Le frasi infelici, fatte in televisione, dal nostro Presidente del Consiglio
“I poveri sono persone diseducate al benessere” oppure “Mussolini non ha mai ucciso nessuno, anzi mandava gli oppositori in vacanza nelle isole!” Ed ancora, una grande lezione di democrazia: “Non capisco perchè a San Siro devono entrare anche i tifosi delle altre squadre togliendo il posto ai nostri. San Siro deve diventare solo rosso nero”; nel ’95 disse in Tv “ho dato mandato irrevocabile di vendere le mie televisioni” battuta seguita inevitabilmente dai commenti sul possibile Alzheimer del Presidente del Consiglio; oppure quando Bertinotti a Porta a Porta evoca il sacrificio dei sette fratelli Cervi e la figura eroica di papà Cervi, Berlusconi lo interrompe per un annuncio importante con un “sarò lieto di incontrare il papà dei fratelli Cervi quanto prima” poi però gli spiegano che è morto nei primi anni ’70! Celebre è stata anche la crisi economica e politica con la Finlandia nata dalla sua affermazione “per portare a Parma l’Agenzia Alimentare Europea ho dovuto riesumare le mie doti di playboy e fare la corte alla presidente finlandese” e Travaglio racconta: “Sta poveretta (la presidentessa Tarja Kaarina Halonen, ndr) viene convocata dal Parlamento finlandese perchè tutti sono curiosi di sapere perchè mai abbia ceduto all’Italia un’agenzia alimentare che spettava alla Finlandia in cambio di una notte d’amore, con uno così poi. Lei tenta di spiegare che non bisogna credere a tutto quello che esce da quella bocca”. Ma ormai fra i due Paesi nacque una crisi diplomatica e Berlusconi tentò di fare qualcosa: “Capisce allora che l’ha combinata grossa - continua Travaglio - e tenta di rimediare. Come? Raddoppiando la gaff! Con un “è ovvio - dice Berlusconi - che la danno a noi l’agenzia alimentare, cosa può mettere nel piatto un cuoco finlandese, prosciutto di renna affumicato?” Ma la battuta provoca un’altra crisi, sta volta però economica, perchè gli allevatori finlandesi bloccano le importazioni di generi alimentari dall’Italia. A Berlusconi viene allora spiegato che deve rimediare e lui tenta a modo suo. Come? Triplicando la gaff!

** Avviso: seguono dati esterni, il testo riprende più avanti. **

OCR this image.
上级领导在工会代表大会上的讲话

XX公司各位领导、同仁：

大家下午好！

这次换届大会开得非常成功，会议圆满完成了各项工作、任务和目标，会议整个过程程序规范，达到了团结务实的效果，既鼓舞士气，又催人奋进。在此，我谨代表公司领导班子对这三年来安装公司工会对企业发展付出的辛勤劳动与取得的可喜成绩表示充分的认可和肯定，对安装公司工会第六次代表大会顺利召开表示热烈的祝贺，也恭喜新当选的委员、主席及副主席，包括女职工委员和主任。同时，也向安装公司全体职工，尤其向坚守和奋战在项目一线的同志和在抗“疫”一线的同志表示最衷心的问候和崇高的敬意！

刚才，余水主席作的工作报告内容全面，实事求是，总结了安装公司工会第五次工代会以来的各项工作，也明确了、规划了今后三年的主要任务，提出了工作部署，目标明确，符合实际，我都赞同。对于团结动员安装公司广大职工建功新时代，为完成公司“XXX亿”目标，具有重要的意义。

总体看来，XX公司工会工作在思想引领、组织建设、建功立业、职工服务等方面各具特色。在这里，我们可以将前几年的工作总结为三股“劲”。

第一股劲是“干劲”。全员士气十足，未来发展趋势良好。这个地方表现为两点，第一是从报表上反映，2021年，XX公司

Si presenta ad una convention di Forza Italia con una gigantografia della presidente finlandese dicendo: “Ma l’avete vista bene? Vi pare che mi metto a fare la corte ad una così?” dandole della racchia in mondo visione - e conclude Travaglio – “se la Finlandia era uno dei pochi Paesi che ancora ci considerava, l’abbiamo sistemato definitivamente”.